I hope that you have gotten to share, at least some of my bright skys and spring beauty.
Today is something of a special day for me. Have an extra portion of good vibes mojo. I will blanket the Europe sky with it and hope that some finds its way to you
Odonna ( member #38401) posted at 11:24 AM on Tuesday, April 9th, 2019
Speed bump Dear,
Ohfor and I share an affinity for the infinite sky. It can be very helpful just to look up, take a deep breath, and think about this glorious world and the layers of air that reflect the light from that ball of flame out there and give us such beauty. And it stretches over and connects all of us. All of us. No borders or divisions. It embraces all humanity. Even gray days can be like being wrapped in a pearl, and stormy days show us the sheer power of Nature. I use the sky as my personal therapist at times. She is quite wise.
I hope this helps you, and that you stay connected with us. We all know how you feel, and every minute that someone spends typing out a message to you is meant as a gift to you.
[This message edited by Odonna at 5:26 AM, April 9th (Tuesday)]
steadychevy ( member #42608) posted at 12:41 PM on Tuesday, April 9th, 2019
babbu, what is your motivation? This topic was covered and explained pages and pages ago.
SpeedBump, I hope you step back but don't step out. Continue to read here. There are so many here who want to provide support, suggestions, empathy and compassion. I hope in time you can step back in.
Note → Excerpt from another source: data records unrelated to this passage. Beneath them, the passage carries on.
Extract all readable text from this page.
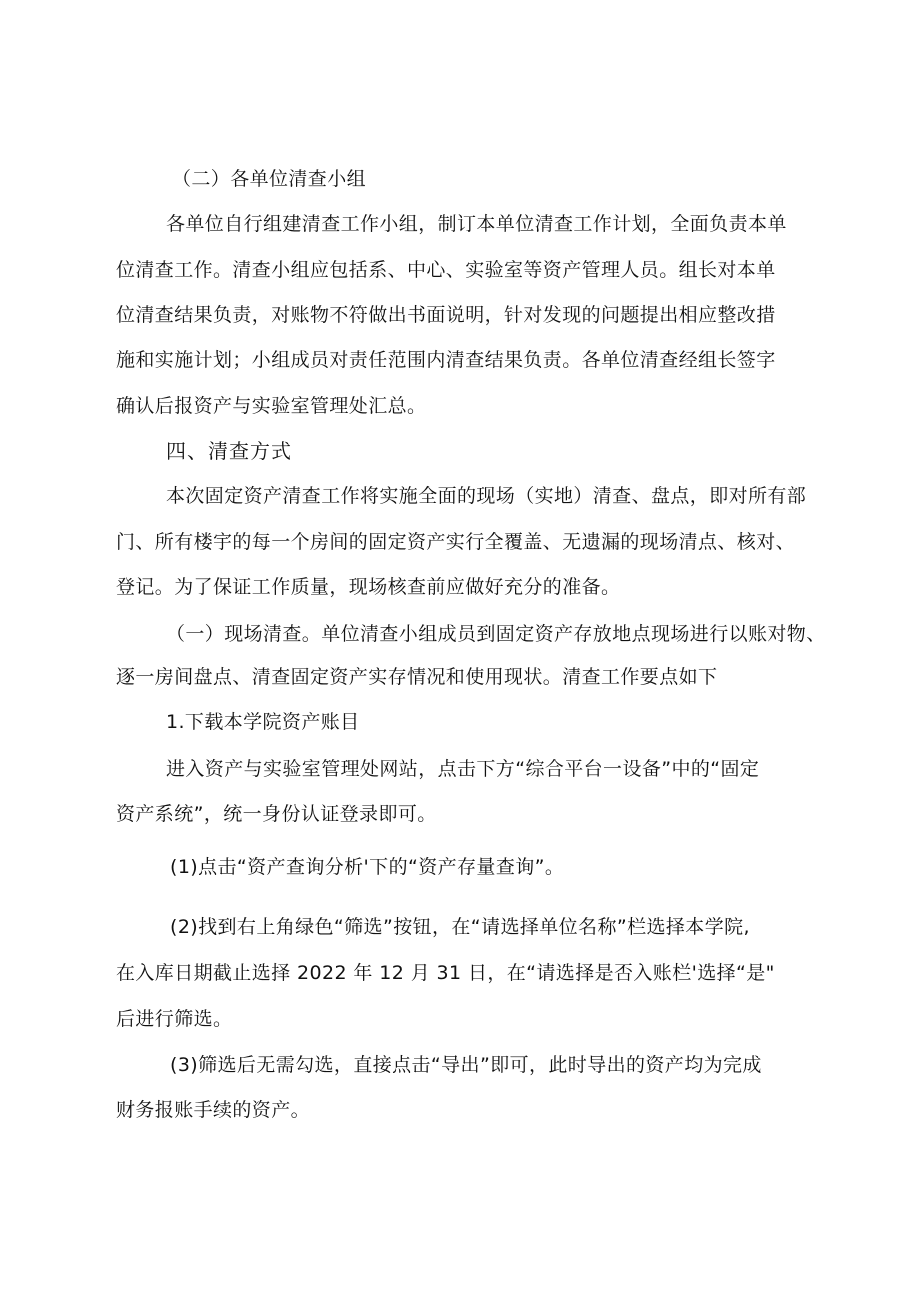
（二）各单位清查小组
各单位自行组建清查工作小组，制订本单位清查工作计划，全面负责本单
位清查工作。清查小组应包括系、中心、实验室等资产管理人员。组长对本单
位清查结果负责，对账物不符做出书面说明，针对发现的问题提出相应整改措
施和实施计划；小组成员对责任范围内清查结果负责。各单位清查经组长签字
确认后报资产与实验室管理处汇总。
四、清查方式
本次固定资产清查工作将实施全面的现场（实地）清查、盘点，即对所有部
门、所有楼宇的每一个房间的固定资产实行全覆盖、无遗漏的现场清点、核对、
登记。为了保证工作质量，现场核查前应做好充分的准备。
（一）现场清查。单位清查小组成员到固定资产存放地点现场进行以账对物、
逐一房间盘点、清查固定资产实存情况和使用现状。清查工作要点如下
1.下载本学院资产账目
进入资产与实验室管理处网站，点击下方“综合平台一设备”中的“固定
资产系统”，统一身份认证登录即可。
(1)点击“资产查询分析'下的“资产存量查询”。
(2)找到右上角绿色“筛选”按钮，在“请选择单位名称”栏选择本学院,
在入库日期截止选择 2022 年 12 月 31 日，在“请选择是否入账栏'选择“是"
后进行筛选。
(3)筛选后无需勾选，直接点击“导出”即可，此时导出的资产均为完成
财务报账手续的资产。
Without question we'll be here.
BH(me)72(now); XWW 64; M 42 yrsDDay1-01/09/13;DDay2-26/10/13;DDay3-19/12/13;DDay4-21/01/14LTA-09/02-06/06? OM - COW 4 years; "dates" w/3 lovers post engagement;ONS w/stranger post commitment, lies, lies, liesSeparated 23/09/2017; D 16/03/2020
Lalagirl ( member #14576) posted at 12:54 PM on Tuesday, April 9th, 2019
I definitely understand your need to take a break, but please come back. ((((SpeedBump))))
We are not professionals and sometimes say things that we should not. I know it's hard to take what you need and leave the rest, because you can't unread what you've read. I get it.
I also understand the need to step away - I just took a month-long SI break; nothing against the site at all; it can be emotionally draining, even from the side of trying to help others.
Huge hugs, sweetie.
Lala
2025: Me-59 FWH-61 Married 41 years grown daughters- 41 & 37. 1 GS,11yo GD & 9yo GD (DD40); Five grands ages 15 to 8. D-day #1-1/06; D-day #2-3/07 Reconciled! Construction Complete. Astra inclinant, sed non obligant
HouseOfPlane ( member #45739) posted at 1:18 PM on Tuesday, April 9th, 2019
babbu ...WTF?
SB, never forget the awesome power of every now and then just saying f*** this sh!t” and getting on with stuff. It puts it in its place.
Sending strength!
DDay 1986: R'd, it was hard, hard work.
“Tell me, what is it you plan to do
with your one wild and precious life?”
― Mary Oliver
Booyah ( member #60124) posted at 1:41 PM on Tuesday, April 9th, 2019
SB, certainly understand the need to step away. Hang in there and take this one day at a time.
It's crazy to share something like this with people on the internet, but hopefully you see that there are numerous people that genuinely care for you and want to help.
We're here to listen (and offer advice), but if you need to vent than go ahead and vent. It's great to have SI but hopefully you've been able to open up and share some more of this with your daughter and a couple of the friends you mentioned?
Praying for you and please keep the faith that you WILL get through this!!!